Szeneprofil: Rollenspieler
Intro
Rollenspiel ist eine Mischung aus improvisiertem Theater, Brettspiel und Geschichtenerzählen, das im gemeinsamen Erzählen am Tisch geschieht. Eine Gruppe von Spielern übernimmt die Rollen von Figuren (‘Charaktere’) in einer fiktiven Welt – beispielsweise Ritter an König Arthurs Tafelrunde. Ein Spielleiter entwirft für die gemeinsame Spielrunde ein loses Szenario aus Schauplätzen, Personen und möglichen Ereignissen, die den Spielerfiguren begegnen können. Er beschreibt den Spielern ihre Situation, die anschließend die Handlungen ihrer Figuren schildern, worauf der Spielleiter wiederum die Reaktionen der Umgebung schildert. Aus der Interaktion entsteht so schrittweise eine Handlung. (Spielleiter: ‘Wie ihr euch erinnert, reitet ihr auf der Suche nach dem Gral durch den Sherwood Forest. Plötzlich kommt aus einer Lichtung ein offenbar verwirrtes Kind auf euch zu, das um Hilfe schreit. Was tut ihr?’ Spieler: ‘Ich reite rasch in die Lichtung, aus der das Kind kommt.’ Spielleiter: ‘Dort siehst du…’)

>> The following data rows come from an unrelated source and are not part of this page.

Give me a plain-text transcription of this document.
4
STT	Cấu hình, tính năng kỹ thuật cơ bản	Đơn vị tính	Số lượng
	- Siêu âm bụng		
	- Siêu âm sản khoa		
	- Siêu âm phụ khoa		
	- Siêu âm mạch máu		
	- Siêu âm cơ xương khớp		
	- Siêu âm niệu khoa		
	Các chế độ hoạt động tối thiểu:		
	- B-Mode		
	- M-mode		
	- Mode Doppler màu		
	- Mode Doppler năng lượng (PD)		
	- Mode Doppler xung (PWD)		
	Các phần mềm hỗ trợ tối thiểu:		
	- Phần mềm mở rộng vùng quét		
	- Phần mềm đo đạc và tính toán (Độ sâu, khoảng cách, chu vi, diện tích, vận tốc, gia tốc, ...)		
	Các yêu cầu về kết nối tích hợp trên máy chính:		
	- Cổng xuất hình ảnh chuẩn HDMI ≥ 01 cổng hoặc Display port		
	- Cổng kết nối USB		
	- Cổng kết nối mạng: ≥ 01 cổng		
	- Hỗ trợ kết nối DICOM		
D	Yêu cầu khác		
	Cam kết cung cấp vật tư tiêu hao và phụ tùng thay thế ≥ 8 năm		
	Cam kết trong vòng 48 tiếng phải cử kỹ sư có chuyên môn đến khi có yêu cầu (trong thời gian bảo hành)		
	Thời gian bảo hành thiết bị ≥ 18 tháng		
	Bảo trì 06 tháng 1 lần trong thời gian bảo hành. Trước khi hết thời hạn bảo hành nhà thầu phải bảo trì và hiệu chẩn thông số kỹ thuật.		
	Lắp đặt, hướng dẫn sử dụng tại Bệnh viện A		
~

Um den Ausgang unsicherer Handlungen zu entscheiden, gibt es Spielregeln. Die Charaktere bekommen in der Regel Zahlenwerte für Eigenschaften wie Stärke oder Klugheit zugewiesen, die der Spieler mit einem Würfel unterwürfeln muss, damit die geplante Handlung seines Charakters gelingt. Rollenspielverlage bieten hunderte Regelsysteme und fiktive Hintergrundwelten an, die in weiteren Publikationen detailliert ausgestaltet werden. Solche Welten sind meist im Fantasy-, Science-Fiction- oder Horror-Genre angesiedelt, wie sich auch die Rollenspiel-Szene aus Liebhabern dieser Genres zusammensetzt.
Neben dem ‘normalen’ Rollenspiel – auch pen-and-paper- oder Tischrollenspiel genannt, weil es mit Stift, Papier und Würfeln am Tisch gespielt wird – existieren zahlreiche weitere Formen: Karten- und Brett-Rollenspiele, Spielbücher, Spielrunden, die über Briefe, E-Mail oder Online-Chat geführt werden, sowie das Liverollenspiel mit einer relativ eigenständigen Szene. Beim Liverollenspiel treffen sich Spieler in Kostümierung (‘Gewandung’) auf dem Gelände einer Burg, einem Zeltplatz oder an einem anderen Ort, um für mehrere Tage das Leben in einer fiktiven Welt live auszuspielen.
In der breiten Öffentlichkeit sind Rollenspiele eher als ein Genre von Computerspielen bekannt. Doch obwohl die Computer-Rollenspiele historisch aus dem Tischrollenspiel hervorgingen und bei Rollenspielern durchaus beliebt sind, werden erst die in den letzten Jahren Online-Rollenspiele wie z. B. ‘World of Warcraft’ in der Szene als ‘echtes’ Rollenspiel anerkannt.
History
Rollenspieler schildern die Geschichte ihres ‘Hobbys’ gewöhnlich entlang der Veröffentlichung der einzelnen Spielsysteme. Die Wurzeln des Rollenspiels liegen in den Tabletops – Kriegsspiele, bei denen man mit Miniaturen auf Modell-Landschaften Schlachten nachspielt -, so wie J.R.R. Tolkiens Roman ‘Der Herr der Ringe’, der das Fantasygenre begründete. Aus Tabletop und Fantasy schufen die US-Amerikaner Dave Arneson und Gary Gygax 1974 das erste Rollenspiel ‘Dungeons & Dragons’ (D&D). Darin nahmen die Spieler die Rollen von Elfen, Kriegern oder Magiern ein, die sich durch Burgverliese voller Monster und Fallen kämpften, um Schätze anzuhäufen und Kampferfahrung zu sammeln. Rasch folgten weitere Spiele mit verbesserten Regeln und anderen Hintergründen.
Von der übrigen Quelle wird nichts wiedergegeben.